For more custom needs you can supply your own logger:

```
import { StatsLogger, StatsLoggerData } from '@shumai/shumai'

class CustomLogger implements StatsLogger {
  async process(data: StatsLoggerData): Promise<void> {
    const summary = data.collector.getSummary()
    console.log('Collector stats:', summary)
  }
}

stats.logger = new CustomLogger()
```

By default stack tracing is disabled as it adds 50%+ overhead, but can be enabled via `stats.collectStacks = true`.

### Scoped Statistics

If you wish to isolate stats profiling you can do this as well:

```
import { collectStats } from '@shumai/shumai'

const scopedStats = collectStats(() => {
  // perform ops...
}/*, StatsCollectorOptions | StatsLogger */)
console.log(scopedStats.getSummary())
```


## Contributing

If you'd like to make changes to the core bindings or ffi, first [build from source](#installing-from-source).
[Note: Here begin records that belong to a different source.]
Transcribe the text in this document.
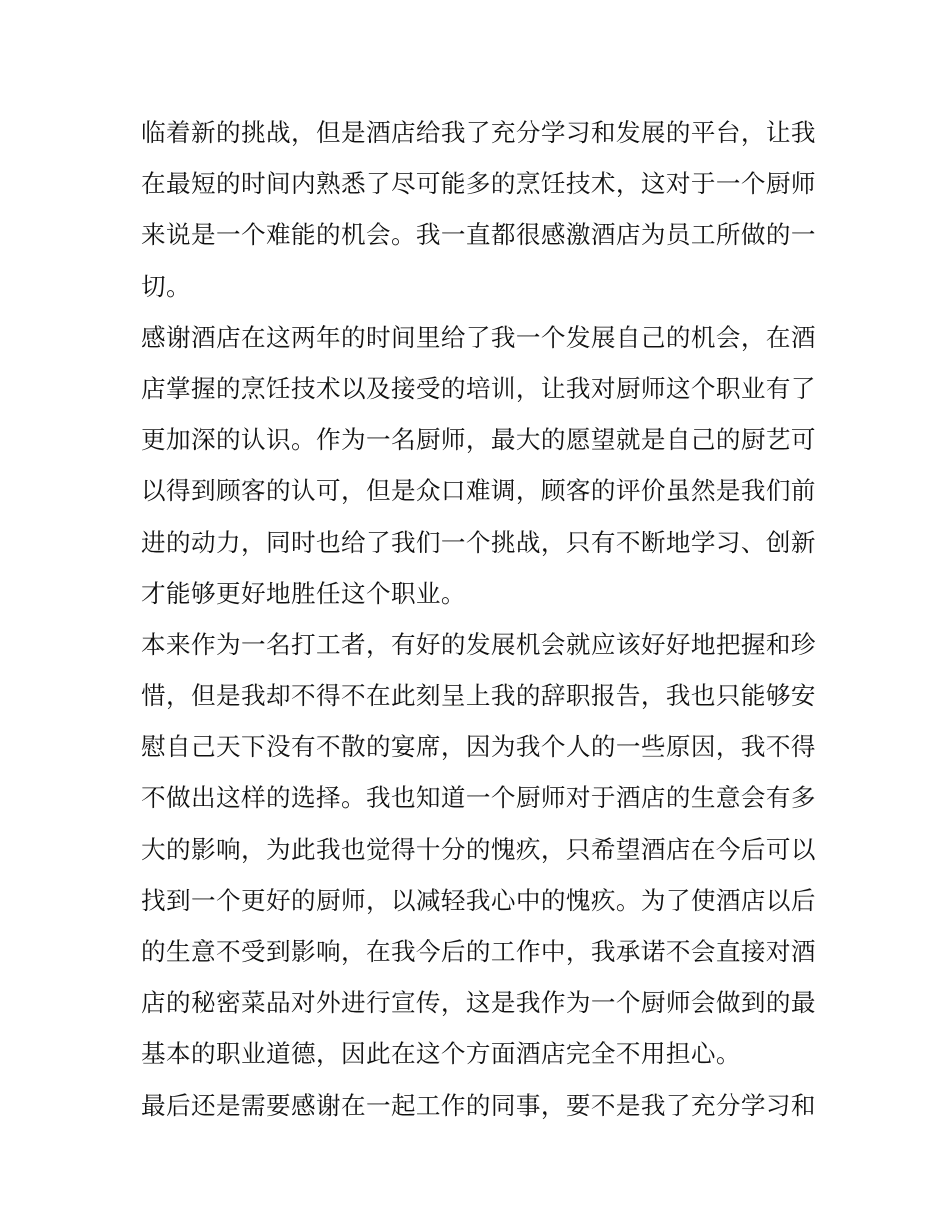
临着新的挑战，但是酒店给我了充分学习和发展的平台，让我
在最短的时间内熟悉了尽可能多的烹饪技术，这对于一个厨师
来说是一个难能的机会。我一直都很感激酒店为员工所做的一
切。
感谢酒店在这两年的时间里给了我一个发展自己的机会，在酒
店掌握的烹饪技术以及接受的培训，让我对厨师这个职业有了
更加深的认识。作为一名厨师，最大的愿望就是自己的厨艺可
以得到顾客的认可，但是众口难调，顾客的评价虽然是我们前
进的动力，同时也给了我们一个挑战，只有不断地学习、创新
才能够更好地胜任这个职业。
本来作为一名打工者，有好的发展机会就应该好好地把握和珍
惜，但是我却不得不在此刻呈上我的辞职报告，我也只能够安
慰自己天下没有不散的宴席，因为我个人的一些原因，我不得
不做出这样的选择。我也知道一个厨师对于酒店的生意会有多
大的影响，为此我也觉得十分的愧疚，只希望酒店在今后可以
找到一个更好的厨师，以减轻我心中的愧疚。为了使酒店以后
的生意不受到影响，在我今后的工作中，我承诺不会直接对酒
店的秘密菜品对外进行宣传，这是我作为一个厨师会做到的最
基本的职业道德，因此在这个方面酒店完全不用担心。
最后还是需要感谢在一起工作的同事，要不是我了充分学习和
All files ending in `*.inl` or `*_gen.ts` are generated.
These can be modified by editing [`scripts/gen_binding.py`](https://github.com/facebookresearch/shumai/blob/main/scripts/gen_binding.py)
and running [`./scripts/gen_all_binding.sh`](https://github.com/facebookresearch/shumai/blob/main/scripts/gen_all_binding.sh).

See the [CONTRIBUTING](CONTRIBUTING.md) file for style guidance and more info on how to help out. 😁

### License

shumai is MIT licensed, as found in the LICENSE file.